Polly raised her eyes heavenward and nodded an emphatic agreement to that. She felt much the same about their security system ever since “the incident,” as she’d come to call it. Sometimes she replayed that moment of letting Barney in, her eyes straying to Bess pouring the wine, forgetting all about locking the door behind her in the process. She’d always regret leaving it open for Calvin to walk right through. But that was the past, and there was nothing that could be done about it. And, as Bess said, she’d apologized enough.
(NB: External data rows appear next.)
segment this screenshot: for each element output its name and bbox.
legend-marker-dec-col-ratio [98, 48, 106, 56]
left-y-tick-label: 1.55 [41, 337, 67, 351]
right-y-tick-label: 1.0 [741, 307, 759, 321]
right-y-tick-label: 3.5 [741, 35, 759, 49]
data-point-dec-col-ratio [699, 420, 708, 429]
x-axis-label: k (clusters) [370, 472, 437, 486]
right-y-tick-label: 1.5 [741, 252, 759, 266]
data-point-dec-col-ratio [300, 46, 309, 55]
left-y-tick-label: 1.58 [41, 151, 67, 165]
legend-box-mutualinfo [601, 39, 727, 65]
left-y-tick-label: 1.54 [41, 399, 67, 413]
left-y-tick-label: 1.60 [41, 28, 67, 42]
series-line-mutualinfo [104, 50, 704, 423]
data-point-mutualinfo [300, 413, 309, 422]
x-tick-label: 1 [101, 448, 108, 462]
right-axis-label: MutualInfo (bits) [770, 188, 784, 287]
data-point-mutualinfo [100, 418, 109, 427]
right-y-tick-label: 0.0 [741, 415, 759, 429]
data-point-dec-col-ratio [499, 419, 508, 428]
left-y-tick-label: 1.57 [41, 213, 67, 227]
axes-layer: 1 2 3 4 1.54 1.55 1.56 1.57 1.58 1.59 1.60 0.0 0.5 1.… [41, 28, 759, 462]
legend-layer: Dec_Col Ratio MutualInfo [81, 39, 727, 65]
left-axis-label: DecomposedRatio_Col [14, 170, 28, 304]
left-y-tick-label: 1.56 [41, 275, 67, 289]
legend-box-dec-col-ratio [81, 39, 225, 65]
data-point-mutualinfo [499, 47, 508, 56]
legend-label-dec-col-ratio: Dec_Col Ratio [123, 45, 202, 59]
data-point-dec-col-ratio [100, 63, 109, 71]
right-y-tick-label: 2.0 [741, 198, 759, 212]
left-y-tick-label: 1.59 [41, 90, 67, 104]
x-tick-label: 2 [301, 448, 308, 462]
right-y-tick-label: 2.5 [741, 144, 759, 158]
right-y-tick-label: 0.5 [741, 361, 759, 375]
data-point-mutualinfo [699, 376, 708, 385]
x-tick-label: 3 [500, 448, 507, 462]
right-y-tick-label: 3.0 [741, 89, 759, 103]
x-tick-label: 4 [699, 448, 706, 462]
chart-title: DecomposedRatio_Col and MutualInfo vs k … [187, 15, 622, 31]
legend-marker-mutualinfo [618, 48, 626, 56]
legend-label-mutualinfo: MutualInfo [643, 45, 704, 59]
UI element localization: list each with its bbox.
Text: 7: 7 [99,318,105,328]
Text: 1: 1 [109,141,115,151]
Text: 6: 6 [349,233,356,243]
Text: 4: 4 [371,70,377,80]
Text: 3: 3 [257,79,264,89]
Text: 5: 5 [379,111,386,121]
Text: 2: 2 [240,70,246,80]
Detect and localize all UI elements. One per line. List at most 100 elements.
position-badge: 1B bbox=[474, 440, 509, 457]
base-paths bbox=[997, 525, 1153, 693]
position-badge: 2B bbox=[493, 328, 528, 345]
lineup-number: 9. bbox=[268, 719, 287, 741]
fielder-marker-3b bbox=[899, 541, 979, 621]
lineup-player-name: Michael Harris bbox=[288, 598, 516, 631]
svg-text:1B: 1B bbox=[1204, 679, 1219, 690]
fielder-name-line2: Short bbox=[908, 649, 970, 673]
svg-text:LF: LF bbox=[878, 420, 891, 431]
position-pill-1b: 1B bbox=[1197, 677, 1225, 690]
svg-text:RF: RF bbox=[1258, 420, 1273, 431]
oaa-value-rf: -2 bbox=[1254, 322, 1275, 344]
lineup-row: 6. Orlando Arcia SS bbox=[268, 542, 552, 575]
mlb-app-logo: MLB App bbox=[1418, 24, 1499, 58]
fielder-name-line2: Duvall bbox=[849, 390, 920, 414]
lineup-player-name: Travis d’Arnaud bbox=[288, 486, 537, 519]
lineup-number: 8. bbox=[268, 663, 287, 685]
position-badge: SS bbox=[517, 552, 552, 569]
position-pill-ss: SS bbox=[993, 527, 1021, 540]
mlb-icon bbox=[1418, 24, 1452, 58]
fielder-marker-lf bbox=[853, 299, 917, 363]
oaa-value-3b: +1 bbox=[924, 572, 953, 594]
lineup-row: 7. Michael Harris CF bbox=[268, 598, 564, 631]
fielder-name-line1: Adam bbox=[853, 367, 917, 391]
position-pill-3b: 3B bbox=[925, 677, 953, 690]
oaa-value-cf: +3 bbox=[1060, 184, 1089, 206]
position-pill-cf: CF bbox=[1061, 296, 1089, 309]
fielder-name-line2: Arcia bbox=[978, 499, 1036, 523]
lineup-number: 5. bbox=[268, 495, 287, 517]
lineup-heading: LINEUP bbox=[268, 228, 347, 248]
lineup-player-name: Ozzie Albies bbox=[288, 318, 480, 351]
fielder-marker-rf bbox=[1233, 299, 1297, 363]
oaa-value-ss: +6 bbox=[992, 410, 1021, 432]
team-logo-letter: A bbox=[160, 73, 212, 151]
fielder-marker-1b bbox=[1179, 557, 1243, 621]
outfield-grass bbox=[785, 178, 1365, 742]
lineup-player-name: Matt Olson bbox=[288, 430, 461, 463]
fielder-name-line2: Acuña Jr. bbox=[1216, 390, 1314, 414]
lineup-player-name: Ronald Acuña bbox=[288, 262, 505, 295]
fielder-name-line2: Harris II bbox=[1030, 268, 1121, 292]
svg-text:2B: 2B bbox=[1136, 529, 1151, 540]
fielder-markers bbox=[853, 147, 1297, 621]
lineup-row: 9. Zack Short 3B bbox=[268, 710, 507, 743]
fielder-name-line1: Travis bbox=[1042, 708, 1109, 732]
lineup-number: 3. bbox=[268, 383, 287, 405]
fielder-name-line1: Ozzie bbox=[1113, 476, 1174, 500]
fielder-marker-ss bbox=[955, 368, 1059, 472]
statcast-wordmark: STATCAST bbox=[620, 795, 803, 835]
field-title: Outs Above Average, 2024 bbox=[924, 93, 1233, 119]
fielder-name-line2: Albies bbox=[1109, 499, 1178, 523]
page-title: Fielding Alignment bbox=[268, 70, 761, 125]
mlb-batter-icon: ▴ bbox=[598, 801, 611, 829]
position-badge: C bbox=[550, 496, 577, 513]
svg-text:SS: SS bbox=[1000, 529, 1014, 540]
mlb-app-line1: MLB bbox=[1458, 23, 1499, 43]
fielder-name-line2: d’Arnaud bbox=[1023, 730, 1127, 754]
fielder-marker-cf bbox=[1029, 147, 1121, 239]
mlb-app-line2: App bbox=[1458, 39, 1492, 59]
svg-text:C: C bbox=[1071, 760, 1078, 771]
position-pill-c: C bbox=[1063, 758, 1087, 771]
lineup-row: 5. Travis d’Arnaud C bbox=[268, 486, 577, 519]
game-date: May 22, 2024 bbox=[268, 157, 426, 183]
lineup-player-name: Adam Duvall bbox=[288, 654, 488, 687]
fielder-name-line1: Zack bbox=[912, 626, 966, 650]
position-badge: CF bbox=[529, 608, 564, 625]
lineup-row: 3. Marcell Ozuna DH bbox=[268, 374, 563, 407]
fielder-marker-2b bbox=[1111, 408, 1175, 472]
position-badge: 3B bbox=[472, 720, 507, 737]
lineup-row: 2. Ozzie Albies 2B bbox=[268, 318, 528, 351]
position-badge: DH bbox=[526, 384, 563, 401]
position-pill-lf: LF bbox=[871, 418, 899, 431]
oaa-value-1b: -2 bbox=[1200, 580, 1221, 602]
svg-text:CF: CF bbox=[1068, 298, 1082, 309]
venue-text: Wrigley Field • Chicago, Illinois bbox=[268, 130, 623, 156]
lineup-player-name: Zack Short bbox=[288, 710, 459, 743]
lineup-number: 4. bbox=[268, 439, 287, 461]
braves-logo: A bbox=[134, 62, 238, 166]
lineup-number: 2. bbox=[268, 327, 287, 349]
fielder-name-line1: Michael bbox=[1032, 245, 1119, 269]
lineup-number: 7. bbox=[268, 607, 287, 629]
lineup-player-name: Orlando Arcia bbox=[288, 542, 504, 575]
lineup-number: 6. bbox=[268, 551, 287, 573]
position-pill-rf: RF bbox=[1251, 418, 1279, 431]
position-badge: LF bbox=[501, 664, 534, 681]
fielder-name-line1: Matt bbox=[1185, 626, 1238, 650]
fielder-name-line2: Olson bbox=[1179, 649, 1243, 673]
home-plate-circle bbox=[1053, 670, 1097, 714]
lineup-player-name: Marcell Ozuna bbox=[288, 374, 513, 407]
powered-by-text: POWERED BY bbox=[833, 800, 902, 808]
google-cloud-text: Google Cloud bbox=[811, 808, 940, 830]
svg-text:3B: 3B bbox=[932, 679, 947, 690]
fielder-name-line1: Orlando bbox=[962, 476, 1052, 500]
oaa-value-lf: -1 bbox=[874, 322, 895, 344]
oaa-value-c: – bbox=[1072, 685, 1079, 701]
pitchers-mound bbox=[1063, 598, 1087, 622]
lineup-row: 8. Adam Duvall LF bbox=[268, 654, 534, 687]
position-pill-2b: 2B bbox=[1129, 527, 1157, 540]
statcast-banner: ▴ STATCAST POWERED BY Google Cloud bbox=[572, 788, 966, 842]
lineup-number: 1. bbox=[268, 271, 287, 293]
“You’d think I’d be freaked out now that it’s just me and the girls,” Bess continued. “But I’m weirdly OK with it.”

“Your ex giving you any trouble about splitting up?”

Bess pursed her lips. “Kind of hard to when he was MIA for hours after I’d been shot because he was with another woman.” She and Polly both laughed at this, even though it really wasn’t funny.

“And besides, you’ve got Jason,” Polly teased. She’d given Bess a hard time about that as soon as Bess confessed that she actually knew the homeless man who’d saved them, that she’d been helping him out for a while and they’d actually become friends, of sorts. Bess insisted she didn’t have feelings for him, but Polly wondered. She’d seen him when he had come by to visit Bess after she got home from the hospital. He’d showered and shaved and had on new clothes. He cleaned up good, as they say.

“Oh, I do not,” Bess groused. Then she smiled. “But he did get a job. And he’s looking for an apartment.”